Native American Portraits: Points of Inquiry, the new exhibition in the New Mexico History Museum’s Mezzanine Gallery, features more than 50 exquisite, original prints taken from the mid-1800s to 1035. What makes them even more arresting are the more than 50 frames surrounding each photo.
How we found them is one of the interesting little back-stories that so many museums have to tell.
The show is hung in what’s known as a “salon style” exhibition, where the groupings look more like what you might see in someone’s living room than the standard march of photos across a wall most common in museums. Given that, curator and archivist Daniel Kosharek, along with exhibition designer Caroline Lajoie, didn’t want a series of identical frames. But they lacked the funds to order up an assortment from your local frame shape.
The hunt was on.
“It started with a few finds at a garage sale,” Daniel said.

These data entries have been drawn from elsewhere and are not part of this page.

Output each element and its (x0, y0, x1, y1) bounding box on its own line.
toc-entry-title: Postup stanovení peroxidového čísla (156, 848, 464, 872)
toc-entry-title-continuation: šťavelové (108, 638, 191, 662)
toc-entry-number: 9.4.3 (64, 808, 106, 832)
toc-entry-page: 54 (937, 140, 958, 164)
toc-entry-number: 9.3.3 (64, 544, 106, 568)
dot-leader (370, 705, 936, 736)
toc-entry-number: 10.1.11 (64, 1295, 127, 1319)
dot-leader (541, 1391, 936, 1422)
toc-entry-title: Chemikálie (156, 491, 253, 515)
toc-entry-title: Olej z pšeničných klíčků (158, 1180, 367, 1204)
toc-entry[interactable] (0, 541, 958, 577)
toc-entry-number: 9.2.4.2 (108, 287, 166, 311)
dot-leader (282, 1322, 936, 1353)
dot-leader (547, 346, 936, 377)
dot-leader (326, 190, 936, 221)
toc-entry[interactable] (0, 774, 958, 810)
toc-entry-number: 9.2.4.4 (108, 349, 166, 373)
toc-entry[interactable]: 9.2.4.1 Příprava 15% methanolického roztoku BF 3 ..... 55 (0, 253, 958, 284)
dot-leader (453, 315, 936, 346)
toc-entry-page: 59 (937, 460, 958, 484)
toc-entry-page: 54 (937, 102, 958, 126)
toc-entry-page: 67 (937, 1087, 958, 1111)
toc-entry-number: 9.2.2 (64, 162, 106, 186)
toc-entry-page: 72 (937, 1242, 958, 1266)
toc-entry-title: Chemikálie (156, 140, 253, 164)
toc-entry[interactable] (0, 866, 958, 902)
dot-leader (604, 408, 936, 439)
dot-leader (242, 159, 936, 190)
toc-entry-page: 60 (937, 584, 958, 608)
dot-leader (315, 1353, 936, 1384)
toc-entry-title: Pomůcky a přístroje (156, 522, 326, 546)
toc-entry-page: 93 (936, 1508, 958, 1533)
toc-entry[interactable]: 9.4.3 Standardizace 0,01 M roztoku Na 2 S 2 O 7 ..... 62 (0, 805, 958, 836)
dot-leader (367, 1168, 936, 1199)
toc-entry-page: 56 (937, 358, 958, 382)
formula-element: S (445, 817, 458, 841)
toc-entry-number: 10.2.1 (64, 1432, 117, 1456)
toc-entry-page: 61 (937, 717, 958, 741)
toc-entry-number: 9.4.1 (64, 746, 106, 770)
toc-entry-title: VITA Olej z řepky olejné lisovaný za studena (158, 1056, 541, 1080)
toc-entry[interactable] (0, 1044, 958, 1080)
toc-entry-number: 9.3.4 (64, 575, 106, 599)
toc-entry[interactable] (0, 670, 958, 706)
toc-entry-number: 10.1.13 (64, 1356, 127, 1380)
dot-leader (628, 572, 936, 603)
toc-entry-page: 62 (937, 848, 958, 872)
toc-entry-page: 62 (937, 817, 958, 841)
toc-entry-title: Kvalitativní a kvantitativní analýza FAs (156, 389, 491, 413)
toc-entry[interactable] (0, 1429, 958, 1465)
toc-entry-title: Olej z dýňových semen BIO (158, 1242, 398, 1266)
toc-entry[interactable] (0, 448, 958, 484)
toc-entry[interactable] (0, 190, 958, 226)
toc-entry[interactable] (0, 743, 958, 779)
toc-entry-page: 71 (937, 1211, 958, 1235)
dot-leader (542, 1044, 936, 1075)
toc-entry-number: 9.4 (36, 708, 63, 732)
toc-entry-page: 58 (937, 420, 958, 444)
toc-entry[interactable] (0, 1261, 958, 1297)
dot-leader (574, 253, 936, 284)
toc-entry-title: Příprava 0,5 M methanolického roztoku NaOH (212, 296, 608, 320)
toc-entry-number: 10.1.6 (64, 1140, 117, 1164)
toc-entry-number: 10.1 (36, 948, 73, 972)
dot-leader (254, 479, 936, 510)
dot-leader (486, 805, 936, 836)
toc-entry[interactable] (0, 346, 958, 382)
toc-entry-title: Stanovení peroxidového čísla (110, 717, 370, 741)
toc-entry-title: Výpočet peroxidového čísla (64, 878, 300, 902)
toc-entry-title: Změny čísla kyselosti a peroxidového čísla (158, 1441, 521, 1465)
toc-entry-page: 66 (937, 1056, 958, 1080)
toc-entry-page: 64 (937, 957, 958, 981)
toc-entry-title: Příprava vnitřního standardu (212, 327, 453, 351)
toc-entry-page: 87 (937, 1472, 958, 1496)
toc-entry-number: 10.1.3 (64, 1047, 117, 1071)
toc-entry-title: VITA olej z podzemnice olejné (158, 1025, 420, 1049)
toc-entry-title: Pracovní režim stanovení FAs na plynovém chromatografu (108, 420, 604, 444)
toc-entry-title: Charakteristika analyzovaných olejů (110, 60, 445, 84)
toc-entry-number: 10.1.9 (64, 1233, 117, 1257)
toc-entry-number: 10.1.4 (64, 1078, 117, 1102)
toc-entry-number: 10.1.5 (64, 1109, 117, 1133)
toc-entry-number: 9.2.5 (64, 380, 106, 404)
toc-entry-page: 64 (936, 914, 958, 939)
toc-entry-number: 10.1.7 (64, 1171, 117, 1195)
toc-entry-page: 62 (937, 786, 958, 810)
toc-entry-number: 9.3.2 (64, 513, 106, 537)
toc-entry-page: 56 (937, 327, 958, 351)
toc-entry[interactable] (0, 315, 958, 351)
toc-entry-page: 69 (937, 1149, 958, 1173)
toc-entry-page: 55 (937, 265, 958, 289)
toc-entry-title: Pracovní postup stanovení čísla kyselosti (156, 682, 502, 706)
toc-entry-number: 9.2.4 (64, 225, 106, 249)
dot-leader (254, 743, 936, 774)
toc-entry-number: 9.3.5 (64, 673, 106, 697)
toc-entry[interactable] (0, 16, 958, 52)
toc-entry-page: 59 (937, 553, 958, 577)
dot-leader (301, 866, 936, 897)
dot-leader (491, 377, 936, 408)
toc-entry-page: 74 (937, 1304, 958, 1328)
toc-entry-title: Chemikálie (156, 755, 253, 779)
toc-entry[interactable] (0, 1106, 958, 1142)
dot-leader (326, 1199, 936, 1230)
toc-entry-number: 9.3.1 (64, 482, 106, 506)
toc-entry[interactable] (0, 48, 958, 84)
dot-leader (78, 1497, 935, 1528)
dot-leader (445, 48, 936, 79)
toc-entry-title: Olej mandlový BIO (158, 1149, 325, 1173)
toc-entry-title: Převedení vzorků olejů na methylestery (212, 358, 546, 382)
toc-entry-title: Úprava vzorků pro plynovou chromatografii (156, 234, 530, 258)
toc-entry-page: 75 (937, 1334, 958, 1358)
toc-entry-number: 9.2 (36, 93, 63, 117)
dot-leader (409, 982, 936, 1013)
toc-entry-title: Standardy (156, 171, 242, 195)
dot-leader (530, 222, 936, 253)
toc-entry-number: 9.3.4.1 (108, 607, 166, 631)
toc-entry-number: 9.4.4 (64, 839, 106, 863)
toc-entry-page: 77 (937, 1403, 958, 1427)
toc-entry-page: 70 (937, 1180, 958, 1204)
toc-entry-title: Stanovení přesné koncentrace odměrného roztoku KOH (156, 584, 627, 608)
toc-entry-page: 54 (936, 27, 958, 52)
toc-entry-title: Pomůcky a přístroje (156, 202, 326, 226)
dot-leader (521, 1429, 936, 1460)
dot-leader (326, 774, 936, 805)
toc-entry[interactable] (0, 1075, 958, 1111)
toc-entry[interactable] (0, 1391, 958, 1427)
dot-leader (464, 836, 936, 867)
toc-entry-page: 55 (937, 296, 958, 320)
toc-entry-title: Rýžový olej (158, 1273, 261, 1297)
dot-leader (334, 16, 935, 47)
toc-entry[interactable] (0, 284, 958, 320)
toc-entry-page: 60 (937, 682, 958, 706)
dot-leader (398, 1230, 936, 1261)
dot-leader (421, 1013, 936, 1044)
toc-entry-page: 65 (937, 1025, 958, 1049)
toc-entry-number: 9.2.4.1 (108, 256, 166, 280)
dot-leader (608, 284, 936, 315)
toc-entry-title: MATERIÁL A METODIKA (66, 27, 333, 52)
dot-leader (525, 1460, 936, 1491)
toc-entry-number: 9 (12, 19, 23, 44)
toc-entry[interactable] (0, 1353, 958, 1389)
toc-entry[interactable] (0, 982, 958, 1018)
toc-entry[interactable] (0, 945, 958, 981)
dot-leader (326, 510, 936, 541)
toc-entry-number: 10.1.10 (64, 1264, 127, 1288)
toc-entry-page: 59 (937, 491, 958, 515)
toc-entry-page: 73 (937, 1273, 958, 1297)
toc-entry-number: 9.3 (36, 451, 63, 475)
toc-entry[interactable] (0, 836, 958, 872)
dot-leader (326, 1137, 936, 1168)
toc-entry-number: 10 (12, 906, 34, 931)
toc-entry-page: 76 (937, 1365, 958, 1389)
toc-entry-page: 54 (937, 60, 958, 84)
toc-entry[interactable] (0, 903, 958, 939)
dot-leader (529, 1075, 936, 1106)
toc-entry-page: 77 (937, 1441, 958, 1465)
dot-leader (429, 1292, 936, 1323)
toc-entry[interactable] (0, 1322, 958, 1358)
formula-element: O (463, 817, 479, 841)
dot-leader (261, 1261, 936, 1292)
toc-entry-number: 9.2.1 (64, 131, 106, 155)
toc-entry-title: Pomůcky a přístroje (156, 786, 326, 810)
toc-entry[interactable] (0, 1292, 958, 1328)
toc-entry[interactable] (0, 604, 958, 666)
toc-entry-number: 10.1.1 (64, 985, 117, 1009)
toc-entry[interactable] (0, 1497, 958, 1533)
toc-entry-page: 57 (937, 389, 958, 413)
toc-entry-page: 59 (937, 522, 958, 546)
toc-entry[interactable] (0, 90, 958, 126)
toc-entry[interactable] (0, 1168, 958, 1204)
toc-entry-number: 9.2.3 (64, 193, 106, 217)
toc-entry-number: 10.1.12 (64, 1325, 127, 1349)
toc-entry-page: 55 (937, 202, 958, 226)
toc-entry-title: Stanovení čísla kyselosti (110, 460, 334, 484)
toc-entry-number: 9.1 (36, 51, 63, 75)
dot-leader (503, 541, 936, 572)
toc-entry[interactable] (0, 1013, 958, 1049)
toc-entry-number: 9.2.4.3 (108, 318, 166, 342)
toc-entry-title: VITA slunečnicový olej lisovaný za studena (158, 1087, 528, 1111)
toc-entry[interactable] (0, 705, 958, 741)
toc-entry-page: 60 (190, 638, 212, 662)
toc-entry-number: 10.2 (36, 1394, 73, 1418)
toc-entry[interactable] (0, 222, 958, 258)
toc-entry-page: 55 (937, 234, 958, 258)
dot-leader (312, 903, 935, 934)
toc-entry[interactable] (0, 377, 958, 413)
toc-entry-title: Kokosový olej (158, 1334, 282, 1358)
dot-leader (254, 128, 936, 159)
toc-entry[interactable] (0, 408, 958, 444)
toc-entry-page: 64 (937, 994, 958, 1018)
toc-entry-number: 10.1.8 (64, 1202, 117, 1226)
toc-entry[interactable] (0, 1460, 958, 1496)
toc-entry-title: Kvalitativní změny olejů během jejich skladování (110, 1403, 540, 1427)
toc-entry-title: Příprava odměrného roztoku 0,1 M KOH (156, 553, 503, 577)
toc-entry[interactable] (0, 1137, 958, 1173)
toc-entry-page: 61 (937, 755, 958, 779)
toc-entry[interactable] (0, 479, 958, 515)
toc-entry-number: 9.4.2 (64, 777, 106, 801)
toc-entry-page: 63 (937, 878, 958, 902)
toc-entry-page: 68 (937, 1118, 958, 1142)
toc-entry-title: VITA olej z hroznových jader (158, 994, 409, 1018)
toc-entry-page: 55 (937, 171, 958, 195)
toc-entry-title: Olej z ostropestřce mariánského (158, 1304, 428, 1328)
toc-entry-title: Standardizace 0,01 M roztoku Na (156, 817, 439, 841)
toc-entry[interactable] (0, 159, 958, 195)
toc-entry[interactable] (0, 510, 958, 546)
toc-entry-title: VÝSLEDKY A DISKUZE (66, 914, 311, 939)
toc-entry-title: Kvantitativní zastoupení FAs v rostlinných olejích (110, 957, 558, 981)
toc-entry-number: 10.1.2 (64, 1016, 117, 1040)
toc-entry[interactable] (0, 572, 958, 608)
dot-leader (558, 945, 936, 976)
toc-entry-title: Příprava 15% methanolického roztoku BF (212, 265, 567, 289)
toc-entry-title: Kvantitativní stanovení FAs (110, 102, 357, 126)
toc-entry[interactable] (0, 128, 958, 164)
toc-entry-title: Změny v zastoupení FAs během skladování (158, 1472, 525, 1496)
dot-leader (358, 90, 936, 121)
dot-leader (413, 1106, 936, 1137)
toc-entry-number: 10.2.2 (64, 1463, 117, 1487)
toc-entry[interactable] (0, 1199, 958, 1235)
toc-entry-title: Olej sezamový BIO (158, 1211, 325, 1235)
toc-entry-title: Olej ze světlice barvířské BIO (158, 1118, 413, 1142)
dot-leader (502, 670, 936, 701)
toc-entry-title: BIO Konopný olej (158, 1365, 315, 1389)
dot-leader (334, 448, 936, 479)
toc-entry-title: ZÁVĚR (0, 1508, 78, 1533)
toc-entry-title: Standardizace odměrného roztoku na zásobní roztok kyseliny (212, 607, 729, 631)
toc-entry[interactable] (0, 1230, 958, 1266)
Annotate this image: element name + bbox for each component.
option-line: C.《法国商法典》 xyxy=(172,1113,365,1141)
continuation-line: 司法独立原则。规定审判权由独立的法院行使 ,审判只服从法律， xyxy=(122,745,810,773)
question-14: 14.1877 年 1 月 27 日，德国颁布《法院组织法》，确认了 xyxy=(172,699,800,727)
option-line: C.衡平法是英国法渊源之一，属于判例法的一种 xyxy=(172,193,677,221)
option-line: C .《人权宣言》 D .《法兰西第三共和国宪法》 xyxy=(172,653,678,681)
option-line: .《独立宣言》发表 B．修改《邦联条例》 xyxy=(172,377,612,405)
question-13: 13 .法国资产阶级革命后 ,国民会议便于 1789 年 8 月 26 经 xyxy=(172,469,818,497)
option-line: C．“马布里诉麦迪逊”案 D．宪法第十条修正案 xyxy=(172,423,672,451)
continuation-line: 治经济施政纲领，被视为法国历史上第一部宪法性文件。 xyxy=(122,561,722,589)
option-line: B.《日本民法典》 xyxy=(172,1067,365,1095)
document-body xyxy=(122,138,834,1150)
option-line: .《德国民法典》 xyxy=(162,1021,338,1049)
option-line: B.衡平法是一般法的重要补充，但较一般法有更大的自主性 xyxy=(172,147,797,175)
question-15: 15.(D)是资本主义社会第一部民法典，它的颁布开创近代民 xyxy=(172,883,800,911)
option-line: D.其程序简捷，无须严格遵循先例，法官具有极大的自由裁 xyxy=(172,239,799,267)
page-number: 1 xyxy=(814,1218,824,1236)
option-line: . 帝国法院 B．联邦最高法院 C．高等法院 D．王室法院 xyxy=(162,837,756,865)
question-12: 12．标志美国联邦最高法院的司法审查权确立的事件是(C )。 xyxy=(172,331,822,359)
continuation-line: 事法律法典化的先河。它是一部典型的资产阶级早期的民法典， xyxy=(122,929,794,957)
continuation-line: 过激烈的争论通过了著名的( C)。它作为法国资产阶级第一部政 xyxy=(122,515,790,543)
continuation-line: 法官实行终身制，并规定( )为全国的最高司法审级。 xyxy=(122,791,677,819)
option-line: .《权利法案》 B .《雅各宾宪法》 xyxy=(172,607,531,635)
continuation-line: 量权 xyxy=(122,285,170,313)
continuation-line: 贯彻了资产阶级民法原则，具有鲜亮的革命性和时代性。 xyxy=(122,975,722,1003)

Andrew Smith, one of the co-curators of the exhibit and owner of Andrew Smith Gallery, provided three historically accurate frames for the Edward S. Curtis images. The Museum of New Mexico’s Conservation Department helped create several shadowbox-like frames to hold postcard images in a sort of suspended animation, rather than tacking them down.
“It ended with scouring the basement of a local gallery and molding-diving in the storage locker of a framing company,” Daniel said. “The end result? Well, you be the judge.”